We discussed practices in the previous unit using the example of how cars were made possible by a change in the infrastructure within cities and across the country. For this unit let us dig more deeply into the infrastructure that we must accommodate with Design.

The word infrastructure literally means “below structure” (infra- means below). It is the underlying foundation and framework in which all Design whether tangible or intangible exist in. Facebook exists in its current form because of the widespread infrastructure of personal mobile devices. These mobile devices then have their own infrastructure of cell towers that provide reception and internet as well as power stations to provide electricity for the phones to be charged. The cell towers and power stations themselves have their own infrastructure that made them possible.

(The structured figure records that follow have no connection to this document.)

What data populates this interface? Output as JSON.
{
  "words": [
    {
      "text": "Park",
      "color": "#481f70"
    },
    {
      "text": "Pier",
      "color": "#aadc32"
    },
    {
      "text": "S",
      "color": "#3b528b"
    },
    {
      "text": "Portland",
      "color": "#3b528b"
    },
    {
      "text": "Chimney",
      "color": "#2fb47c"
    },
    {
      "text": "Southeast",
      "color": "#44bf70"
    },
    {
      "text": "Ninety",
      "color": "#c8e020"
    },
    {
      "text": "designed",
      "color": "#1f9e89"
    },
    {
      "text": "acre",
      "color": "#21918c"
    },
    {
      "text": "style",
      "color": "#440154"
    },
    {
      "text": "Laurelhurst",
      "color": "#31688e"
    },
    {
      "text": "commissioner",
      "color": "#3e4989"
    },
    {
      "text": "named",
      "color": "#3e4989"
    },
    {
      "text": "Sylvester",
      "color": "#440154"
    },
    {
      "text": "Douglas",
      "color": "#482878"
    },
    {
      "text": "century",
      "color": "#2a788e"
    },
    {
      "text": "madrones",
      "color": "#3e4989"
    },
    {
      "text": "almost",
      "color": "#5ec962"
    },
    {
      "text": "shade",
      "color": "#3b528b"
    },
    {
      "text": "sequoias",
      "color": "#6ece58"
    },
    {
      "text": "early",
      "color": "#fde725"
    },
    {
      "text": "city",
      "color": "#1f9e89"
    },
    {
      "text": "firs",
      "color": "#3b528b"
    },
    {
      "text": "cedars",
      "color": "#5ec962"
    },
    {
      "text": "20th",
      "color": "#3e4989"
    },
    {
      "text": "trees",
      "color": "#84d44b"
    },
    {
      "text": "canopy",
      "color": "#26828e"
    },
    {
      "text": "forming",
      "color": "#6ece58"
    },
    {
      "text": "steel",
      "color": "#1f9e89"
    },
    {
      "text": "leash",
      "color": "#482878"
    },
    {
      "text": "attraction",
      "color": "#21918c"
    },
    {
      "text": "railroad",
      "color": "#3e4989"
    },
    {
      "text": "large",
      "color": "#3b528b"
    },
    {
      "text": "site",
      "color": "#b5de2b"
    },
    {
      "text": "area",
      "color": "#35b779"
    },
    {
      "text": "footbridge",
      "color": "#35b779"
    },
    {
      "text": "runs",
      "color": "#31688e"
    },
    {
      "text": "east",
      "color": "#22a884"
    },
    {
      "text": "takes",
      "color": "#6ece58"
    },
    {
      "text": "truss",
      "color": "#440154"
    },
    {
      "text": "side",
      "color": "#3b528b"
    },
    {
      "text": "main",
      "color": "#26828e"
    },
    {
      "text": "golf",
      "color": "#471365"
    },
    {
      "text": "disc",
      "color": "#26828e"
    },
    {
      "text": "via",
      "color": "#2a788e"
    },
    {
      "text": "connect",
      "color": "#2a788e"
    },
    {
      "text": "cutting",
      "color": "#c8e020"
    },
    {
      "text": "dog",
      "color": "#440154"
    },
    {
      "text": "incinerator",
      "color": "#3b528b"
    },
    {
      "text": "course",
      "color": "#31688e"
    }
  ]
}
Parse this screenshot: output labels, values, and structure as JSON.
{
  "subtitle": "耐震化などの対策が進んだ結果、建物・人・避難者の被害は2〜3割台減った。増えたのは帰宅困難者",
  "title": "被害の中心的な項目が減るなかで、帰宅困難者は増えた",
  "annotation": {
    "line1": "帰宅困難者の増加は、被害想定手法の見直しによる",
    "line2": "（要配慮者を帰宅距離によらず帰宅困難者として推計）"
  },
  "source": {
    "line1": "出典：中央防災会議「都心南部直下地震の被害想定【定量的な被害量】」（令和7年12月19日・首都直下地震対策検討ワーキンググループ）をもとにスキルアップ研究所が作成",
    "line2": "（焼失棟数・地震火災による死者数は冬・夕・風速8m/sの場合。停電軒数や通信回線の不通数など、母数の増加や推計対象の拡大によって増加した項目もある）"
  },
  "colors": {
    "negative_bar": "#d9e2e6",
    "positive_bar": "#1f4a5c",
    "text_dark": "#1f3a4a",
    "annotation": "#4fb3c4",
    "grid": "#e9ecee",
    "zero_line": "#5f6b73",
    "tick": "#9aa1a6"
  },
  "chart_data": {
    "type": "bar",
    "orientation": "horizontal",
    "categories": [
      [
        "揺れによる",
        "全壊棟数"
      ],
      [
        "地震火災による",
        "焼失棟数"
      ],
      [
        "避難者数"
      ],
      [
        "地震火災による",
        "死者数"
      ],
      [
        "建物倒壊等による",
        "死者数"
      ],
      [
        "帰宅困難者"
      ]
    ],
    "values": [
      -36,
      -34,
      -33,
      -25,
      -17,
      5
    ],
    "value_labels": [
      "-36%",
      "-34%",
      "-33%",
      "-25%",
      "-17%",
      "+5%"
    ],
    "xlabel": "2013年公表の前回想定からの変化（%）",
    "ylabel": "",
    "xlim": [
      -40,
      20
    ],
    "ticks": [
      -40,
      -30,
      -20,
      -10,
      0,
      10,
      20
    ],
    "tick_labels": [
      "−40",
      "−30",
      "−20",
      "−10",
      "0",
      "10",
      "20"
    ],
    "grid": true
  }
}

For a Designer to create change they often have to first change the infrastructure to open up new possibilities and opportunities to Design for.

Infrastructure can be physical such as the roads in which we drive, digital such as platforms like Facebook, or even be policy. Infrastructure is inherently about power because of the way it constrains and gives way to particular possibilities. Infrastructure either gives or takes away the agency of individuals and communities. As a Designer, one cannot avoid the political implications of our work, the decisions we make about reinforcing or transitioning away from current infrastructure has real life implications for people. Often times, our role as Designers is to push back against existing infrastructure. One example of how this happens is through speculative or critical Design that uses Design as a way to expose infrastructural issues and the need for alternative futures.

In the discussion of infrastructure, Designers cannot neglect the infrastructure in which they work in. Not only do their Designs exist in the context of an infrastructure, but there is also an infrastructure in which they operate within. Sometimes the first type of infrastructural transition we make has to be within our own work environment. This ties back into being a reflective practitioner of Design. For example, are you given the room and time to think critically about the political implications of your creation? If not, why not? Another good question to consider for your work infrastructure is whether you have spaces in which you can engage people of different culture and social class than yourself to understand their perspective.

Infrastructure shapes the practices of a society just as the practices of a society shape it back. By examining the system and feedback loop we can begin to make strategic interventions in order to make transitions towards a more preferable futures.